The Revenue/Qtr for the last 3 Quarters and is trending down.
Gross profit is mixed for the last 3 Quarters and explained by CEO a result of the SE lower margin and higher margin of Envision products. There is some competition between products lines and would assume much of these fluctuations can be a function of individual timing within a qtr, however, the SE project is now on hold or deferred.
The SE revenue composition consists of labor and hardware. The SE delay will reduce both. The SE project is on hold and staffed minimally with 2 people. Is 2 people 10-20% of full load? Bottom line there is a hit to the revenue line now and in the near future.
Assume the labor cost from the SE projects is still there and revenue is going down. Where did the labor go assuming there were no staff reductions? It seems theses resources are applied to get R&D projects done sooner.
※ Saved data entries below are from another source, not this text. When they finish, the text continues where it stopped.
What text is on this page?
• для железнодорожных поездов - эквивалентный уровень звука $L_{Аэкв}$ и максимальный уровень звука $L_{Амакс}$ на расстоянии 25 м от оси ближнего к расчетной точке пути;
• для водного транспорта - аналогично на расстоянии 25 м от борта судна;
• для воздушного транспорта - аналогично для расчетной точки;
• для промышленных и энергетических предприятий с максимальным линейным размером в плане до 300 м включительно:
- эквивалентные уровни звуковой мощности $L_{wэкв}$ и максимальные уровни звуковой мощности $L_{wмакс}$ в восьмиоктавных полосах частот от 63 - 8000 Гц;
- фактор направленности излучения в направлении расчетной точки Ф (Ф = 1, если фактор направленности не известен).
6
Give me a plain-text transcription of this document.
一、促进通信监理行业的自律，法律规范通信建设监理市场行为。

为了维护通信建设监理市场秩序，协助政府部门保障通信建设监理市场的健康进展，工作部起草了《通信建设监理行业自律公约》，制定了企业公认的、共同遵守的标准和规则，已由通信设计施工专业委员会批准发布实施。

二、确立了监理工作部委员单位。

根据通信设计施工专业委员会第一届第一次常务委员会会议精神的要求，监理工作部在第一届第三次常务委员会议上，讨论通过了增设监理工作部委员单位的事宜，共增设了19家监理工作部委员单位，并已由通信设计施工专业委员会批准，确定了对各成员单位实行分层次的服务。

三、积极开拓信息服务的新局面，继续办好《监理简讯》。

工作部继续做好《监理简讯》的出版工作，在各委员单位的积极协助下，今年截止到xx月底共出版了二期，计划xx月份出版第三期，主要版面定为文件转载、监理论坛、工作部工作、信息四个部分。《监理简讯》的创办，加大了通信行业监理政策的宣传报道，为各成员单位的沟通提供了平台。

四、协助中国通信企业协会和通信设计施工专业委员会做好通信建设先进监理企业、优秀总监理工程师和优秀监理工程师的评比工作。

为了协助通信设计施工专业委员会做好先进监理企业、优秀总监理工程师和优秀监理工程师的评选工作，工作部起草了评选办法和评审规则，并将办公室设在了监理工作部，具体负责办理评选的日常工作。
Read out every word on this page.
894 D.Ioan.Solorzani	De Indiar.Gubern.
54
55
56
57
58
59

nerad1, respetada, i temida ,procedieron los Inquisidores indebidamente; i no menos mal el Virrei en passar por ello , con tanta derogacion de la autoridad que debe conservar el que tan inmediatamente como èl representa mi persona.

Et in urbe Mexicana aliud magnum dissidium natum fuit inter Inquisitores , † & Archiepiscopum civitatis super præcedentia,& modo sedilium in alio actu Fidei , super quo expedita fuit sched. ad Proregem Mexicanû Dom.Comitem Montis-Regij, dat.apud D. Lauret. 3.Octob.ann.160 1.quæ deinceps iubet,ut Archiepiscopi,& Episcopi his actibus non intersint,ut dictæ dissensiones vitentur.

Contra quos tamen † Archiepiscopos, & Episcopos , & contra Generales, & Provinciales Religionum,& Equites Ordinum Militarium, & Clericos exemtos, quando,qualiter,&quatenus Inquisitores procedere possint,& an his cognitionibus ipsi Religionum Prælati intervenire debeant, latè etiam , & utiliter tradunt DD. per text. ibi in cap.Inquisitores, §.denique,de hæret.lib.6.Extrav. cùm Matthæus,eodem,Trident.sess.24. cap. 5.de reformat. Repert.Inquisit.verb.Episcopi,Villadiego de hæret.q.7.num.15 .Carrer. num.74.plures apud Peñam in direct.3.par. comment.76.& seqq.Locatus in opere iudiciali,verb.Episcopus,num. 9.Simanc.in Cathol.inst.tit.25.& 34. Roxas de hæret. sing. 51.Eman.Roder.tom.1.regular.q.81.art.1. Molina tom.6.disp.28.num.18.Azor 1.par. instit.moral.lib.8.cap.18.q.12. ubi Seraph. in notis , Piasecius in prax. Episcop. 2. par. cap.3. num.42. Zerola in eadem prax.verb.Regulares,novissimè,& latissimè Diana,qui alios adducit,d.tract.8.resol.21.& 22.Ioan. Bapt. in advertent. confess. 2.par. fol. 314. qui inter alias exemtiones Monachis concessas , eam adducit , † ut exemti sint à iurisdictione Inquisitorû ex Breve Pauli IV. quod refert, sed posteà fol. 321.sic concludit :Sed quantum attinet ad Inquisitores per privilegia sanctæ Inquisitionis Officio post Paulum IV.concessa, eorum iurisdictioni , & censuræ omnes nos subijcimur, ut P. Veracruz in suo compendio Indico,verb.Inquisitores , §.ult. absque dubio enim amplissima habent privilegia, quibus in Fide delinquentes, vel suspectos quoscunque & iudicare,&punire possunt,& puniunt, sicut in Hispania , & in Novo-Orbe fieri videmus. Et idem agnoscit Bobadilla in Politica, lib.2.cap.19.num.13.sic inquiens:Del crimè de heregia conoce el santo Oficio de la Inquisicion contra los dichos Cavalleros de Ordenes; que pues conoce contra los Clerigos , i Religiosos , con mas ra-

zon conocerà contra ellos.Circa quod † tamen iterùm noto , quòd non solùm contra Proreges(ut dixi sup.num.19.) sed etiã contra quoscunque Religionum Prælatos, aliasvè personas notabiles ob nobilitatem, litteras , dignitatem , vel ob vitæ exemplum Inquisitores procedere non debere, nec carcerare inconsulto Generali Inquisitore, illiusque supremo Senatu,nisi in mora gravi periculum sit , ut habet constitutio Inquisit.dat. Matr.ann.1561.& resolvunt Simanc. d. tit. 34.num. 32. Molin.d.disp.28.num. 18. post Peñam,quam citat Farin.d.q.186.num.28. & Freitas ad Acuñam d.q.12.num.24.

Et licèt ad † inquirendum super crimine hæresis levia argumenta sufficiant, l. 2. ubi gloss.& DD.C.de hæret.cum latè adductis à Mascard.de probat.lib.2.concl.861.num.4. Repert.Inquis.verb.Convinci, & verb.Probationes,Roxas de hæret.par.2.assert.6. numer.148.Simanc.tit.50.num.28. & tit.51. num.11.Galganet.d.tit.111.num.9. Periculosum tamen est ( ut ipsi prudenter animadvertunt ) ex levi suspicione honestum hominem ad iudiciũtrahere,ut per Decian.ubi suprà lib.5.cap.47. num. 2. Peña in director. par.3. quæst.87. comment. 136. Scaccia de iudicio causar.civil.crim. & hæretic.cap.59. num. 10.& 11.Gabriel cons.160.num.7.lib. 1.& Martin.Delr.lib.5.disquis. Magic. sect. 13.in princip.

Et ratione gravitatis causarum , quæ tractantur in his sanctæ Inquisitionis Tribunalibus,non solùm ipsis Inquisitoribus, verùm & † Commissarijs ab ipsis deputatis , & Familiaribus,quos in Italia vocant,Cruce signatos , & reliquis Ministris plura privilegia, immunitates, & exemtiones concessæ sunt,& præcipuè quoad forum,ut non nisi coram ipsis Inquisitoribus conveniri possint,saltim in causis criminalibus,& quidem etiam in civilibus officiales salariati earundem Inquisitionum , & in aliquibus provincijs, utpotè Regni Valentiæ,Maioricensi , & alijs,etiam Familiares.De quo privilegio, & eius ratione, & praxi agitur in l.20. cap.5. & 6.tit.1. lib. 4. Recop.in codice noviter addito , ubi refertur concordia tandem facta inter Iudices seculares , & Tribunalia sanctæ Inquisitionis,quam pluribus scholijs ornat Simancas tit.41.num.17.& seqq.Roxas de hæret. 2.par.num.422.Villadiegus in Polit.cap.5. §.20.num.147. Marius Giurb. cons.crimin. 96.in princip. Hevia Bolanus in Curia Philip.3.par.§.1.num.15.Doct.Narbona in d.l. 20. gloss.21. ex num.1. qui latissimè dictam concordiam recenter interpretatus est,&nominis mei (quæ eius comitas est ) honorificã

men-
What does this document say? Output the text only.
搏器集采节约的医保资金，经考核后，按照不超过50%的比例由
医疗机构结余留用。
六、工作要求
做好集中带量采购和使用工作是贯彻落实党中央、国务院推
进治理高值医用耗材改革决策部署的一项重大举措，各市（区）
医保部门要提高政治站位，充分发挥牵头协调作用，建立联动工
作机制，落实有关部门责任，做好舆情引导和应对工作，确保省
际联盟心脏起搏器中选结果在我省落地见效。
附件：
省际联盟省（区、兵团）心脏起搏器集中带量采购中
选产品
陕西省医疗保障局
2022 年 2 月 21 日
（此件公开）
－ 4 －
The 2Q release indicates the R&D labor costs have almost doubled compared to 2011. The release also indicates almost doubling of software capitalization which removes the cost from the P&L and moves the cost to the balance sheet for now. If these observations are correct and the software development was not capitalized to this extent then the operating income would have been much less and possibly breakeven or a loss. On a go forward basis the capitalization costs will eventually hit the P&L in the future. If the Company grows as a result of the investment, all is well. If the Company is stalling this accumulation of cost can be a drag on profitability in the future?
Assume some of these factors are related to why Roth lowered the forecast after Q2 release?
Good questions, unfortunately I don't have answers.
Trying to see where the growth component is here. The balance sheet looks clean, the insider buying looks good. But all I see is a company that is teetering on breakeven for the full year. Based on the full year analyst estimate of 8 cents, that's not doable given the two quarters already posted and the estimate for this/next quarters. So we're looking at 4 cents/share for the year based on the quarterly estimates shown. Is this worth a PE of 45 or 50? We could just as easily be looking at a loss for the year.
I want to like/buy it, but I don't see the growth/catalyst.
Anyone who can provide the key selling points here?